A Cathode Material of Fuel Cells: F-Doped γ-Graphyne/PtPd Nanocomposite from Plasma Activation and Gamma Irradiation

γ-Graphyne, a type of carbon material, has become one of the potential candidates for improving fuel cell catalysts, but its large oxygen permeation barrier during the oxygen reduction process hinders the improvement of electrocatalytic performance. In this work, we used plasma fluorination to treat γ-graphyne and combined it with gamma irradiation technology to synthesize F-doped γ-graphyne/PtPd nanoparticle nanocomposite, realizing the first application of γ-graphyne in the field of oxygen reduction catalysis. The as-prepared F-doped γ-graphyne/PtPd catalyst exhibits overall good ORR performance, especially reaching the level of graphdiyne in terms of peak potential, half-wave potential, and current density.

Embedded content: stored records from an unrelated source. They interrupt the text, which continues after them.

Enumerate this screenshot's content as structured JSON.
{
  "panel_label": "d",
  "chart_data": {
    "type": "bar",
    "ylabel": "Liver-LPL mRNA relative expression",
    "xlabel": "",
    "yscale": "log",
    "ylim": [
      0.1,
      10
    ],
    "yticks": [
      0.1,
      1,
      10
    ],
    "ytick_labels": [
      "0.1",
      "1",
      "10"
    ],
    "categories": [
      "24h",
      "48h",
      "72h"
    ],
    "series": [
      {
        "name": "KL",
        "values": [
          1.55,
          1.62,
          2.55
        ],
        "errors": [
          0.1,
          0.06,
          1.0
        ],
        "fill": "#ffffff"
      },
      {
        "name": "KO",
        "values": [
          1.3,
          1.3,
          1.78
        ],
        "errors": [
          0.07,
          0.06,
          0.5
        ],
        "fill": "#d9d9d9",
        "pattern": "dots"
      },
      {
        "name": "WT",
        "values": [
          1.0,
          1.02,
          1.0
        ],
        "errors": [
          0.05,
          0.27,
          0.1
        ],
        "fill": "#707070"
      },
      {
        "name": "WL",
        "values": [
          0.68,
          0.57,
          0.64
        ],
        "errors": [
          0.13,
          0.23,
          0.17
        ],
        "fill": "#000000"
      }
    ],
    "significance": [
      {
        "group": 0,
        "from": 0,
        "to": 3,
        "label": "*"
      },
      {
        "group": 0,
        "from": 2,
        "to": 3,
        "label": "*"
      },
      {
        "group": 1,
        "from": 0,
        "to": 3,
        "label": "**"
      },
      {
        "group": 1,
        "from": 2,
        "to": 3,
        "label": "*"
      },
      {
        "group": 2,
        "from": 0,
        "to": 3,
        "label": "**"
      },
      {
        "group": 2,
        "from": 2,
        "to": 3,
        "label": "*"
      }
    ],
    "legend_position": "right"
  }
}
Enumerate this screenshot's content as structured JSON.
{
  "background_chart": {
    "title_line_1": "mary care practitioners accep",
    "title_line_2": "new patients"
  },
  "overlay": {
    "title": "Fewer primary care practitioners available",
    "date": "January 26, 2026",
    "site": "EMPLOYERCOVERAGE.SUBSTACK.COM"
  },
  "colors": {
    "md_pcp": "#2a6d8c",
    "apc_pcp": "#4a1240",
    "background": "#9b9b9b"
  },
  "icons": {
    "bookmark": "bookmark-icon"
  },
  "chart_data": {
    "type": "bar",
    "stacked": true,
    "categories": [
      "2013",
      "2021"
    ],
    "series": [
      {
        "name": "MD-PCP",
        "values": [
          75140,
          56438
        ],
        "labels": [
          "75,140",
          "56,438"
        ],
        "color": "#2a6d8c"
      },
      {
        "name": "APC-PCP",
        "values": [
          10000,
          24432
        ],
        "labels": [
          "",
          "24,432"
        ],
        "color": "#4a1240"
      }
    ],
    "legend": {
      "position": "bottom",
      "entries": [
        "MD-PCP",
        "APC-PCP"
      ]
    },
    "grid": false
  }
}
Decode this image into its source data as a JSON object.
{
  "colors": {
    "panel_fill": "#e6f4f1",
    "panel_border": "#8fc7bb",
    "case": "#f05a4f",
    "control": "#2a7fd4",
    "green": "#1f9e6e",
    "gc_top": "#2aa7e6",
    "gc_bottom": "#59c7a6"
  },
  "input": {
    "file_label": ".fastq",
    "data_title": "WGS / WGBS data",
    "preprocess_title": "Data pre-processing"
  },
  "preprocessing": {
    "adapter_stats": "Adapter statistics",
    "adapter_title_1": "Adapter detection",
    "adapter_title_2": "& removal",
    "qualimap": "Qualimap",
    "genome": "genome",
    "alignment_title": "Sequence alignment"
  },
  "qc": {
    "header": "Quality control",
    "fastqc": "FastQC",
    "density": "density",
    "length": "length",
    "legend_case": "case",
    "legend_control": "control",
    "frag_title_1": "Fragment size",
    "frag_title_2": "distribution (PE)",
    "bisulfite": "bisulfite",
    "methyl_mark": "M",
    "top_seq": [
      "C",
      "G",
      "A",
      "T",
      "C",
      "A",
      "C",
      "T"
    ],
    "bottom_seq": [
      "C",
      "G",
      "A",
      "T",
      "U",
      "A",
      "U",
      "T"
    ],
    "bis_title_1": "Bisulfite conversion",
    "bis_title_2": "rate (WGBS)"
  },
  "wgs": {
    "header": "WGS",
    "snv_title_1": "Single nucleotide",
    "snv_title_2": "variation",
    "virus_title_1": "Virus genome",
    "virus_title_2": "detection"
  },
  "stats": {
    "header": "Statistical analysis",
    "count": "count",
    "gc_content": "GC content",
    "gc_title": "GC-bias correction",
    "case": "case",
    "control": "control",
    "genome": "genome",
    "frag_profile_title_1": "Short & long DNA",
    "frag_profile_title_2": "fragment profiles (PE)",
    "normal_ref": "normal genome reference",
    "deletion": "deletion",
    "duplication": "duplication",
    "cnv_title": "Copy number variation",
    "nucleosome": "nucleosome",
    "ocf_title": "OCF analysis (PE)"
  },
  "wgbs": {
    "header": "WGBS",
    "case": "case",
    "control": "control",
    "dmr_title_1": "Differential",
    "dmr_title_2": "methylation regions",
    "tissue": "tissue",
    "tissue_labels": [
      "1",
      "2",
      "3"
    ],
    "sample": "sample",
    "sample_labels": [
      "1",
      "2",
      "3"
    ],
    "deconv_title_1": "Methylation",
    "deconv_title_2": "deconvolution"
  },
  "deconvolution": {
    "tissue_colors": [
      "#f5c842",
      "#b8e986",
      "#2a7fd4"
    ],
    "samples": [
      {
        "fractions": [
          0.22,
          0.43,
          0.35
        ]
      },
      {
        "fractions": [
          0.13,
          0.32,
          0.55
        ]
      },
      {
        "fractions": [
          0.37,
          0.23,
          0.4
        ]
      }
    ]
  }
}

Under alkaline conditions, it was comparable to commercial Pt/C and showed more rapid kinetics. Taken together, we found that the high catalytic activity originates from the structural changes that the12-membered ring structure is opened, which is brought about by plasma fluorination treatment and gamma irradiation, which facilitates the diffusion of O2 in the catalytic process, adsorption, and electron transfer of O2 on the surface of the catalyst. The treated γ-graphyne can be a carbon substrate material with high potential in the field of oxygen reduction catalysis.